The reality is that one does not need any argument for or against 51% FDI in retail. The retail business, as is true for any other business supplying goods to millions of households should have no entry barrier and attract investments. Even if 100%FDI in multi-brand retail is allowed today, we may not see much of FDI rushing in just in a year or two. India is a big and sprawling country with a great diversity of consumers.* Whether non-FDI or FDI, it will take decades to modernize Indian retailing. Land and floor space acquistion is neither going to be easy or inexpensive. Contract farming is not going to be easy to manage in local political mafia dominated rural areas; loading, unloading, transportation and transshipment with substantive gains in efficiency and cost savings will not be easy to achieve soon. There will be lot of experimentation with alternative business models and strategies. Even over a decade, the scale of FDI investment in retails and size of FDI operations are not likely to become a great contributor to forex inflows relative to India's needs or occupy a significant share of the entire retail market in India. But by then the retail market might have changed for the better - lot of wastage of farm produce in transition, storage and handling would be avoided, wares will be clean and safe, the farmers will find their lands more valuable, the kirana shops will find their shop premises and floor spaces more valuable (if they could just increase the productivity substantially) and the consumers will not be fleeced by traders and middlemen protégé’s politicians and political parties.

But Indians are more comfortable not experimenting in the face of false scare of an Unknown, imaginary Dragon that can devour the children if they do not go to sleep.

How imaginative are the Indian 'frog-in-the-well','jack-of-all-trade' political intelligentsia. India with a 1250 million population is served by about 15 million retail store outlet of various types. As against this, The US population of 330 million is served by just 1 million retail stores. The largest retailer by sales is Wallmart which now has 8150 outlets, of which about 4400 outlets serve the 33 crore US population. Besides there are so many outlets of Target and Dollar Street, and of course outlets of speciality retailers like Home Depo, CVS, Seers, Jc Penny, MacDonalds, Pizzahut, Domino, etc. And of course so many malls that house separate floor space for different brands like Macys, JC Penny and others. Besides, Amazon reaches households so many wares.
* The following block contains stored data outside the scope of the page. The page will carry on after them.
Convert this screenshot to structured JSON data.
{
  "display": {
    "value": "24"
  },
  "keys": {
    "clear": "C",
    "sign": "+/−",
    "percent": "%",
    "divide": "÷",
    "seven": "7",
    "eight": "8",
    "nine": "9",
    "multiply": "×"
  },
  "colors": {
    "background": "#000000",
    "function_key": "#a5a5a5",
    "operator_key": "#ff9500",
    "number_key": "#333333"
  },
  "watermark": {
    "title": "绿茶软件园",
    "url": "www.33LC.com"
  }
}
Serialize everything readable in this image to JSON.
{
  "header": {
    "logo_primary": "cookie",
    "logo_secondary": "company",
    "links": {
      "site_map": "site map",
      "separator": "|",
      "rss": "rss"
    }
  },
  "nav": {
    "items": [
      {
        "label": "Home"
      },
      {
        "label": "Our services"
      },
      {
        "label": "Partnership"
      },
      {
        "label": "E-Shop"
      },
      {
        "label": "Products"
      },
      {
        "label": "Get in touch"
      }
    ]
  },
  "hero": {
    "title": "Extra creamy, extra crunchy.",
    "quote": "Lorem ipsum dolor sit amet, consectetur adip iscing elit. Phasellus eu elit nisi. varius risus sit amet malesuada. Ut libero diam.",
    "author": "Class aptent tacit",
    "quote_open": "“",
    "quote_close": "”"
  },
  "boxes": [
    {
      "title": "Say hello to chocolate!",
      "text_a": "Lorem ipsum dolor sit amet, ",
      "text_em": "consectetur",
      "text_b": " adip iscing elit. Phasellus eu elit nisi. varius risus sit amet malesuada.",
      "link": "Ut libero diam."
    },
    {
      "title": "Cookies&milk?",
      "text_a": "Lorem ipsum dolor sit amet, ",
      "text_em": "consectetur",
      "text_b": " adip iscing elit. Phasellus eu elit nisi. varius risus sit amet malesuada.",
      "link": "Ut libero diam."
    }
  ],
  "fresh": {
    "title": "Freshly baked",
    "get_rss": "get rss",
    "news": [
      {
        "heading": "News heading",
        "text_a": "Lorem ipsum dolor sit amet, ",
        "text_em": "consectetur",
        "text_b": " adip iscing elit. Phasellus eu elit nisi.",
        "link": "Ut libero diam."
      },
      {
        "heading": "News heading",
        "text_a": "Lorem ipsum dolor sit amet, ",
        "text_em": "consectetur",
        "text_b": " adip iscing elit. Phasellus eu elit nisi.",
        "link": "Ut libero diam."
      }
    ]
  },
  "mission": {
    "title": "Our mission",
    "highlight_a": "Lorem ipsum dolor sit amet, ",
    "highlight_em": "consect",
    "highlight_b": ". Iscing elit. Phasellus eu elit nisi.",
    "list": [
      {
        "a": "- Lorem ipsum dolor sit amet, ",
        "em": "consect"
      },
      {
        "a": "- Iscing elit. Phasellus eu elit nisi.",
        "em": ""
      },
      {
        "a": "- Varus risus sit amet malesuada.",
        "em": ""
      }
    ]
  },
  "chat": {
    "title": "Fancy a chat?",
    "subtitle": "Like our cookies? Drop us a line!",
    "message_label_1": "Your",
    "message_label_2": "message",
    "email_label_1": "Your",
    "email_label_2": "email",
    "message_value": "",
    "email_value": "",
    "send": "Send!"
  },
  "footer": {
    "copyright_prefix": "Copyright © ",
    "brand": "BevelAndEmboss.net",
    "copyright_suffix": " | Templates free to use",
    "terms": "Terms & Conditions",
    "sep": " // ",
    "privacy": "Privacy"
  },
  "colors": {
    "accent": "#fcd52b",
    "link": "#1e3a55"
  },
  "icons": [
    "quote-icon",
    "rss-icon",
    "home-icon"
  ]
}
If only 10% of the Indian population of 125 crore is targeted (leaving aside the rural areas and the urban poor), a big retailer would need at least 1500 outlets. If an outlet is opened every third day it would require close to 10 years. Land and floorspace are not going to be so easy to arrange and cost would be high in urban areas. How insignificant is the FDI retail issue can be judged from these numbers? There are more stationery, grocercy retail outlets than Walmart and Target have. How will FDI funded retailers in India monopolise and place the Indian consumers and farmers at their mercy and drive the kirana shops into extinction. How many MacDonald, Pizzahut, Domino and Subway have come up in India in the last five years and how many local restaurants and eatinng houses have closed shops as a result?